What is enchanting about this film is its depiction of both generations earnestly trying to find a mutual language. The adults are as badly behaved as the children and both learn lessons that are infinitely harder than they are prepared for. But by engaging in the intuitive play of their children, the (extremely young) adults find a way of addressing their hardships.

However, as the film continues it transpires that the adults need the children in ways that the children are unaware of and totally unable to provide for. The charm in their awkward mimicry and digressive turns of imagination wears away.

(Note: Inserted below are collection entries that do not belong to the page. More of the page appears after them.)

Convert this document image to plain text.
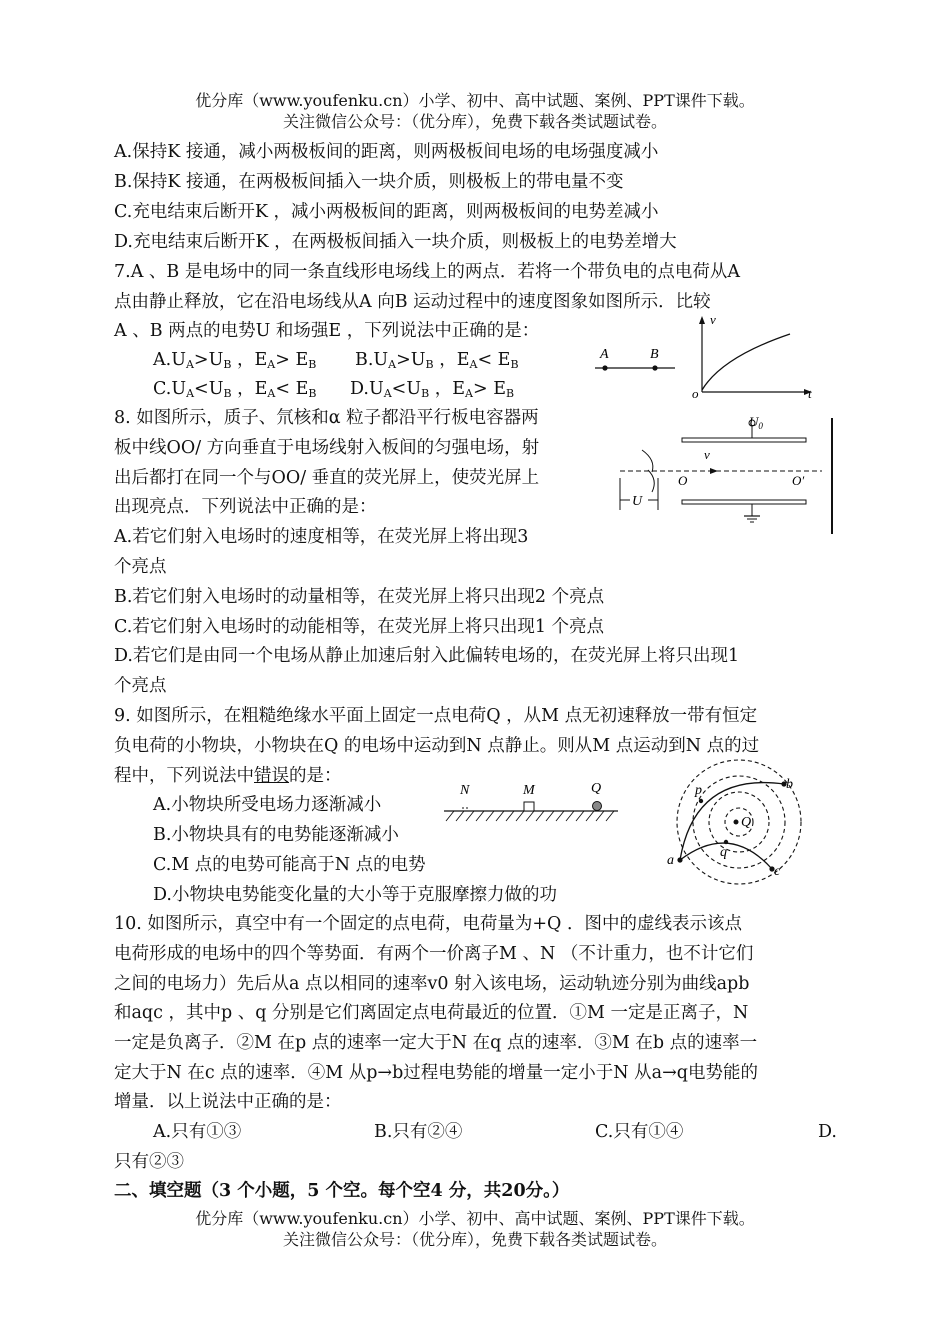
优分库（www.youfenku.cn）小学、初中、高中试题、案例、PPT课件下载。
关注微信公众号：（优分库），免费下载各类试题试卷。
A.保持K 接通，减小两极板间的距离，则两极板间电场的电场强度减小
B.保持K 接通，在两极板间插入一块介质，则极板上的带电量不变
C.充电结束后断开K ，减小两极板间的距离，则两极板间的电势差减小
D.充电结束后断开K ，在两极板间插入一块介质，则极板上的电势差增大
7.A 、B 是电场中的同一条直线形电场线上的两点．若将一个带负电的点电荷从A
点由静止释放，它在沿电场线从A 向B 运动过程中的速度图象如图所示．比较
A 、B 两点的电势U 和场强E ，下列说法中正确的是：
$A.U_A>U_B$ ，$E_A> E_B$ $B.U_A>U_B$ ，$E_A< E_B$
$C.U_A<U_B$ ，$E_A< E_B$ $D.U_A<U_B$ ，$E_A> E_B$
A	B
v
o	t
8. 如图所示，质子、氘核和α 粒子都沿平行板电容器两
板中线OO/ 方向垂直于电场线射入板间的匀强电场，射
出后都打在同一个与OO/ 垂直的荧光屏上，使荧光屏上
出现亮点．下列说法中正确的是：
A.若它们射入电场时的速度相等，在荧光屏上将出现3
个亮点
B.若它们射入电场时的动量相等，在荧光屏上将只出现2 个亮点
C.若它们射入电场时的动能相等，在荧光屏上将只出现1 个亮点
D.若它们是由同一个电场从静止加速后射入此偏转电场的，在荧光屏上将只出现1
个亮点
$U_0$
v
O	O′
U
9. 如图所示，在粗糙绝缘水平面上固定一点电荷Q ，从M 点无初速释放一带有恒定
负电荷的小物块，小物块在Q 的电场中运动到N 点静止。则从M 点运动到N 点的过
程中，下列说法中错误的是：
A.小物块所受电场力逐渐减小
B.小物块具有的电势能逐渐减小
C.M 点的电势可能高于N 点的电势
D.小物块电势能变化量的大小等于克服摩擦力做的功
N	M	Q
Q
p	b
a
q
c
10. 如图所示，真空中有一个固定的点电荷，电荷量为+Q ．图中的虚线表示该点
电荷形成的电场中的四个等势面．有两个一价离子M 、N （不计重力，也不计它们
之间的电场力）先后从a 点以相同的速率v0 射入该电场，运动轨迹分别为曲线apb
和aqc ，其中p 、q 分别是它们离固定点电荷最近的位置．①M 一定是正离子，N
一定是负离子．②M 在p 点的速率一定大于N 在q 点的速率．③M 在b 点的速率一
定大于N 在c 点的速率．④M 从p→b过程电势能的增量一定小于N 从a→q电势能的
增量．以上说法中正确的是：
A.只有①③	B.只有②④	C.只有①④	D.
只有②③
二、填空题（3 个小题，5 个空。每个空4 分，共20分。）
优分库（www.youfenku.cn）小学、初中、高中试题、案例、PPT课件下载。
关注微信公众号：（优分库），免费下载各类试题试卷。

Mimicry proves insufficient to the performances that are required of them and the digression become evasions.

The film emphasises that what is redemptive about children is not their innocence but their ability to use their imagination and curiosity as a way of reconciling the loss of their innocence. It shows us how our need to believe in childhood becomes an imposition on the children, and how this imposition exerts a pressure that makes childhood anything but an innocent experience.

The speed of the last scene and abrupt ending draw attention to the artificial and provisional nature of what is ostensibly a ‘happy’ ending. It is a kind of wish-fulfilment, both in the sense that the children get what all children wish for and that it is what the audience and the narrative requires: an affirmation that childhood will prevail against the odds. The end, and the film as a whole, makes us aware of our need for their wish to come true and of our complicity in their bewildering experience of childhood.